Não é como se planejassem realmente assistir aquele filme mesmo.

Aquilo era tão mais divertido, Caleb pensou, tão mais fácil não estar preso a ninguém. Nem protegido por ninguém.

Não demorou muito para que ficasse sozinho outra vez, pelo que entendeu, Theo tinha algum programa em família entediante e não podia ficar muito mais tempo, mas não fazia diferença, tinha várias outras coisas que poderia fazer, como sair para alguma balada ou algo assim, agora que tinha mesmo dezoito anos e não estamos falando de identidades falsas, mas aquilo era uma atividade que só podia realizar anoite, por isso precisava encontrar alguém para perturbar nesse meio tempo.

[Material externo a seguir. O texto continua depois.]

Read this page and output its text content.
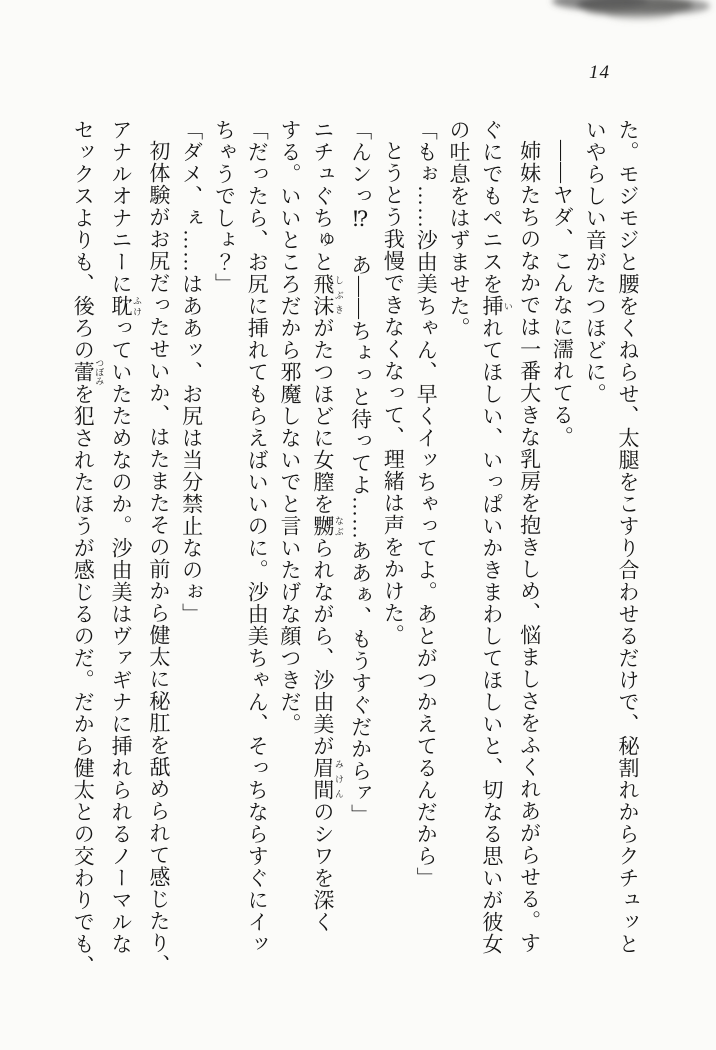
14

た。モジモジと腰をくねらせ、太腿をこすり合わせるだけで、秘割れからクチュッと

いやらしい音がたつほどに。

――ヤダ、こんなに濡れてる。

姉妹たちのなかでは一番大きな乳房を抱きしめ、悩ましさをふくれあがらせる。す

ぐにでもペニスを挿 いれてほしい、いっぱいかきまわしてほしいと、切なる思いが彼女

の吐息をはずませた。

「もぉ……沙由美ちゃん、早くイッちゃってよ。あとがつかえてるんだから」

とうとう我慢できなくなって、理緒は声をかけた。

「んンっ⁉　あ――ちょっと待ってよ……ああぁ、もうすぐだからァ」

ニチュぐちゅと飛沫 しぶきがたつほどに女膣を嬲 なぶられながら、沙由美が眉間 みけんのシワを深く

する。いいところだから邪魔しないでと言いたげな顔つきだ。

「だったら、お尻に挿れてもらえばいいのに。沙由美ちゃん、そっちならすぐにイッ

ちゃうでしょ？」

「ダメ、ぇ……はああッ、お尻は当分禁止なのぉ」

初体験がお尻だったせいか、はたまたその前から健太に秘肛を舐められて感じたり、

アナルオナニーに耽 ふけっていたためなのか。沙由美はヴァギナに挿れられるノーマルな

セックスよりも、後ろの蕾 つぼみを犯されたほうが感じるのだ。だから健太との交わりでも、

Não gostava de ficar sozinho, do silêncio presente em cada centímetro daquele apartamento pequeno, o sufocando, quase como uma coisa física. Quando o mundo silenciava, sua mente sempre tinha muita coisa para falar. Decidiu que ia ouvir música e assistir alguma coisa no YouTube e tirar fotos e talvez comer. Tudo ao mesmo tempo. A verdade é que já tinha imagens de cada pedaço de seu apartamento na câmera do celular, de todos os horários e ângulos possíveis e isso incluia todas as vistas da janela, desde o mais majestoso pôr do sol até as mais singelas gotículas de água na parede de seu banheiro. Não garantia que todas as fotografias eram boas, mas estavam ali. Decidiu simplesmente passar pelo feed do Instagram, nesse caso, lendo os comentários e observando seus trabalhos enquanto comia um pouco de miojo. Um lhe chamou a atenção.

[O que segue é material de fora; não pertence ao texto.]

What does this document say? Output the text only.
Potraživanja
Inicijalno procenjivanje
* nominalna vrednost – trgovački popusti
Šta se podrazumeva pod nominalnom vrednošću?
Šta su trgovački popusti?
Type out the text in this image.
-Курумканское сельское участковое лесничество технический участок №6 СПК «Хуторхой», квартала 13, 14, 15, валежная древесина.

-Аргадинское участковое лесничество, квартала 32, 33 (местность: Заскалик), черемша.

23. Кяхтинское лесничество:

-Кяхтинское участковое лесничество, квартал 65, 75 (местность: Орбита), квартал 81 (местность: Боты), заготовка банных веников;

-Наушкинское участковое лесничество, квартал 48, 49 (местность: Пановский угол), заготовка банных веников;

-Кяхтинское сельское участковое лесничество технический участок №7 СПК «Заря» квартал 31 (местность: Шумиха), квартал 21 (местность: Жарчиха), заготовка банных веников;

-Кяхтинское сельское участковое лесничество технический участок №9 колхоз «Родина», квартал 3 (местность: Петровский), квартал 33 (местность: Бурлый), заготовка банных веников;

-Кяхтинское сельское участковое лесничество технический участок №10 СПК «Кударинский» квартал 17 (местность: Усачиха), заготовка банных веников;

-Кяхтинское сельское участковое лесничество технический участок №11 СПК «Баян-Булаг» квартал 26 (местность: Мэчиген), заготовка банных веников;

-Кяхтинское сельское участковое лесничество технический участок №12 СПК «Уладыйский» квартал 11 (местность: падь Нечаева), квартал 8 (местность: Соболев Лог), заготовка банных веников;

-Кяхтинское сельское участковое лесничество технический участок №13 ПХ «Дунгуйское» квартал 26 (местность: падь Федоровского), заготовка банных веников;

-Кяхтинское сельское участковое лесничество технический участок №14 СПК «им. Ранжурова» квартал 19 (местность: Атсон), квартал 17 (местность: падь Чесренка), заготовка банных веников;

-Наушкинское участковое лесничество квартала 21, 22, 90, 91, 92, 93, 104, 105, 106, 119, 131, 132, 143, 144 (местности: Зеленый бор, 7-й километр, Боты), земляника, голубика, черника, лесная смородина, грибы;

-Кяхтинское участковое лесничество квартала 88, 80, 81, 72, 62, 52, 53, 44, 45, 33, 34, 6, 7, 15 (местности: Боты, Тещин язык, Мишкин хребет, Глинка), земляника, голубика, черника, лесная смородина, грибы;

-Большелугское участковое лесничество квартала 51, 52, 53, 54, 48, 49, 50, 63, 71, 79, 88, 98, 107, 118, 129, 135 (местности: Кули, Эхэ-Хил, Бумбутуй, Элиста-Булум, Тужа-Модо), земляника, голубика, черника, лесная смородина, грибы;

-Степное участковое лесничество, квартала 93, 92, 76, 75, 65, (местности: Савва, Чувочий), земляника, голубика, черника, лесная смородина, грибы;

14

"Você tem outro perfil, né? Tô meio surpreso porque realmente é bem difícil acreditar que é a mesma pessoa"

Ele abriu um sorriso, claro, porque alguém não pode querer ser um adolescente narcisista e um fotógrafo anônimo ao mesmo tempo.

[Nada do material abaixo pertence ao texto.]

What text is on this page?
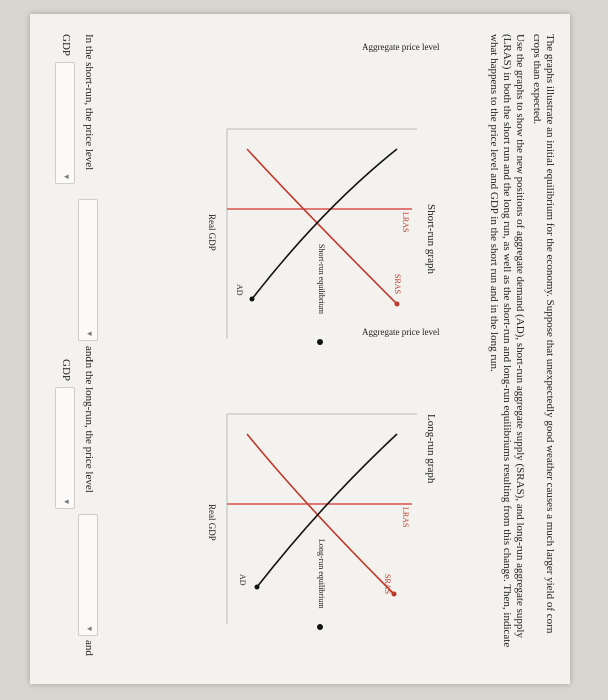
The graphs illustrate an initial equilibrium for the economy. Suppose that unexpectedly good weather causes a much larger yield of corn crops than expected.

Use the graphs to show the new positions of aggregate demand (AD), short-run aggregate supply (SRAS), and long-run aggregate supply (LRAS) in both the short run and the long run, as well as the short-run and long-run equilibriums resulting from this change. Then, indicate what happens to the price level and GDP in the short run and in the long run.

Short-run graph
Aggregate price level
LRAS
SRAS
AD	Short-run equilibrium
Real GDP
Long-run graph
Aggregate price level
LRAS
SRAS
AD	Long-run equilibrium
Real GDP
In the short-run, the price level
▾
and
GDP
▾
In the long-run, the price level
▾
and
GDP
▾
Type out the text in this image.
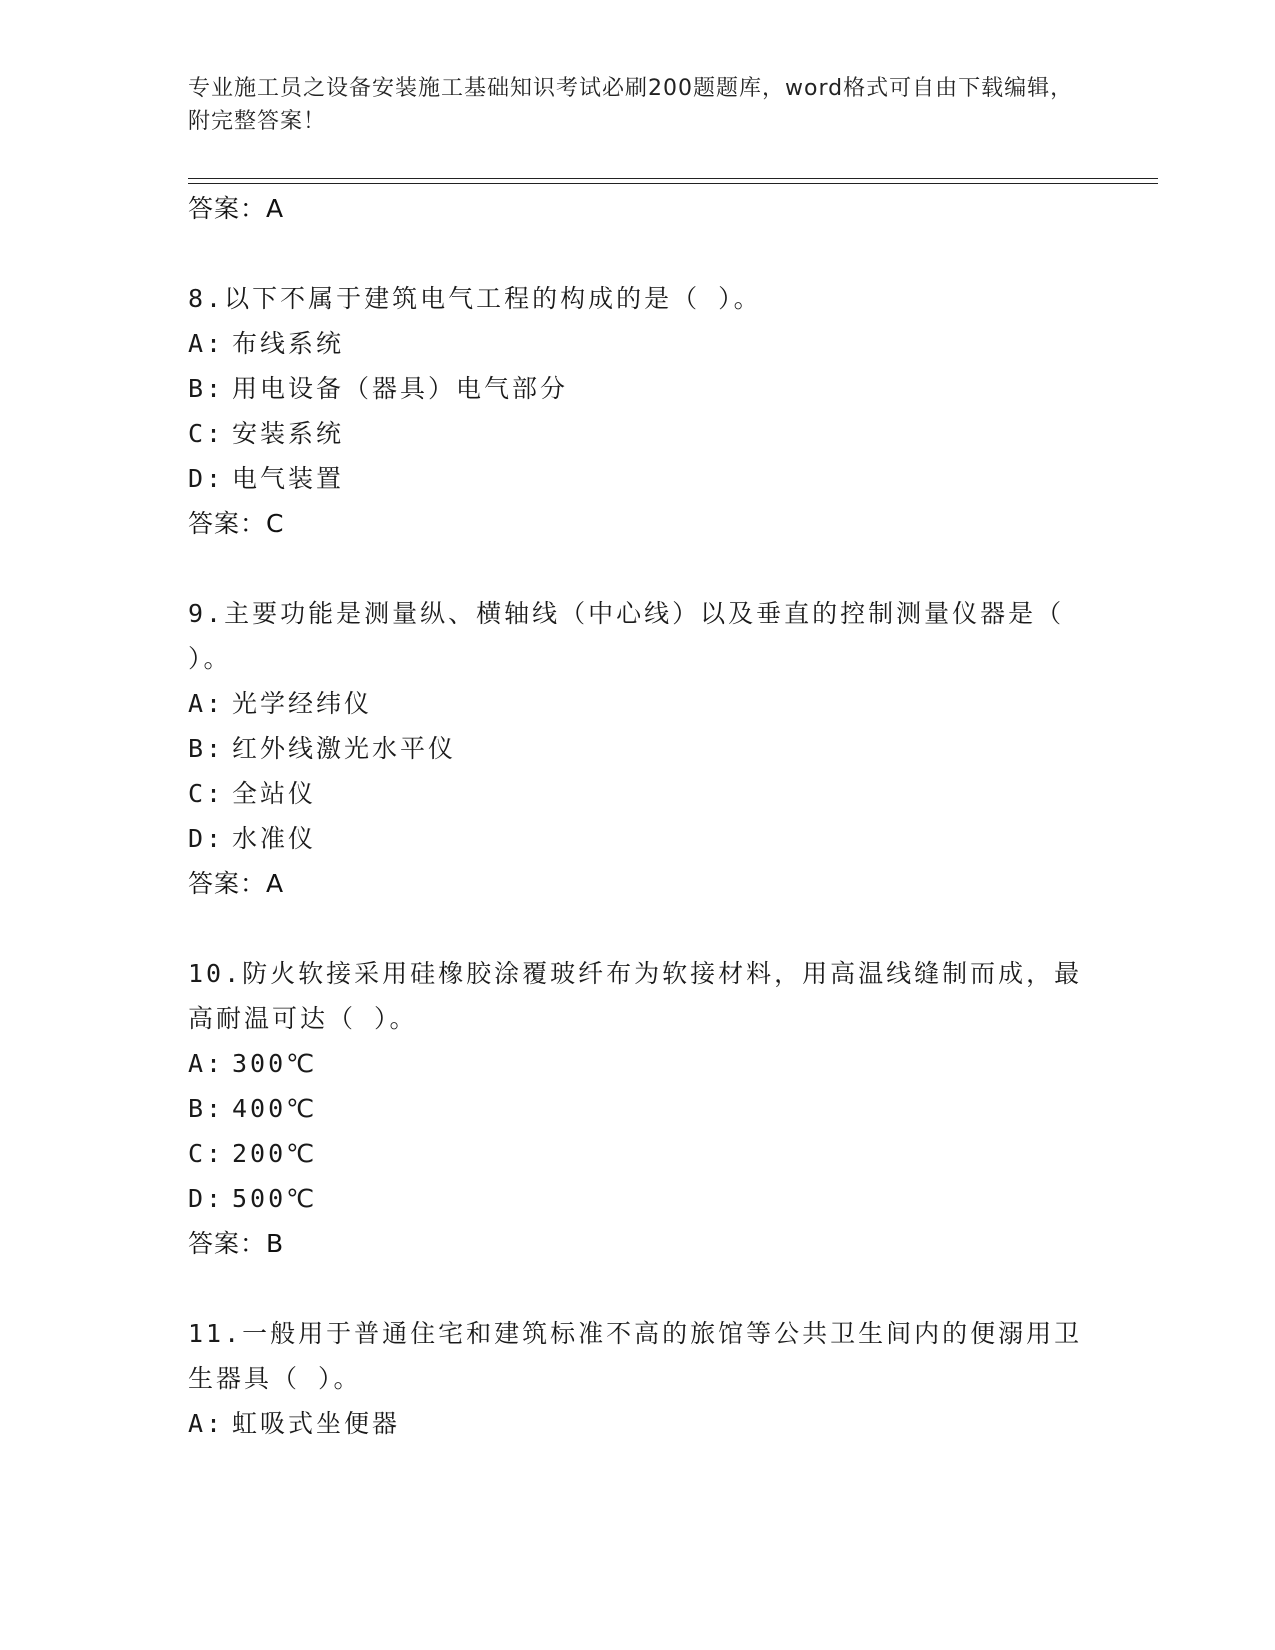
专业施工员之设备安装施工基础知识考试必刷200题题库，word格式可自由下载编辑，附完整答案！
答案：A
8.以下不属于建筑电气工程的构成的是（ ）。
A: 布线系统
B: 用电设备（器具）电气部分
C: 安装系统
D: 电气装置
答案：C
9.主要功能是测量纵、横轴线（中心线）以及垂直的控制测量仪器是（ ）。
A: 光学经纬仪
B: 红外线激光水平仪
C: 全站仪
D: 水准仪
答案：A
10.防火软接采用硅橡胶涂覆玻纤布为软接材料，用高温线缝制而成，最高耐温可达（ ）。
A: 300℃
B: 400℃
C: 200℃
D: 500℃
答案：B
11.一般用于普通住宅和建筑标准不高的旅馆等公共卫生间内的便溺用卫生器具（ ）。
A: 虹吸式坐便器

"Parabéns pela teoria da conspiração".

É, chega de redes sociais por um tempo, sábados atarde foram feitos para dormir e chorar um pouquinho, se sobrar tempo.

•••

─ Vai comprar cerveja pra mim ─ ele ordenou sem nenhum espaço para argumentação, ao notar que a geladeria estava quase vazia. Talvez devessem gastar a porra do dinheiro em comida, pensou Guilherme para si mesmo, e não naquilo.

─ Eu tô ocupado ─ odiava quando os professores passavam trabalhos na sexta-feira. E nem estava reclamando de precisar estudar nos finais de semana, pelo contrário, preferia àquilo a ficar dormindo até tarde e saindo para fazer sabe-se lá o que, o problema era que era quase impossível se concentrar naquele inferno.

─ Com que porra você tá ocupado?! ─ exclamou, batendo a porta da geladeira com força o suficiente para quebrá-la um pouquinho mais e se virando para o filho com irritação.

─ Dever de casa ─ sua voz saiu vulnerável, assustada, enquanto se encolhia e abaixava a cabeça.

─ Puta que pariu, eu odeio quando você fala assim ─ disse irritado, arrancando o caderno das mãos do mais novo com violência e avaliando o conteúdo por alguns segundos, antes de jogar outra vez na sua direção, com desprezo ─ Isso não vai ajudar em merda nenhuma, vai logo fazer o que eu tô mandando antes que me irrite de vez. Eu não tô num dia bom ─ Guilherme suspirou, cerrando o punho e se esforçando para conter as lágrimas que já faziam seus olhos arderem. Ficou de pé.

─ Ok ─ disse apenas, mantendo os ombros encolhidos e o olhar focado em seus sapatos, esperando por mais instruções.

─ É bom mesmo. Você tem dinheiro? ─ se lembrou do que tinha recebido com o trabalho. Uma pequena parte de si ainda se lembrava de estar grato a Caleb. Mas não, aquilo era seu, sempre tinha algo que sobrava do dinheiro do lanche e era isso que usava naquelas situações, o pai não se importava nem um pouco, contanto que pudesse alimentar seu vício.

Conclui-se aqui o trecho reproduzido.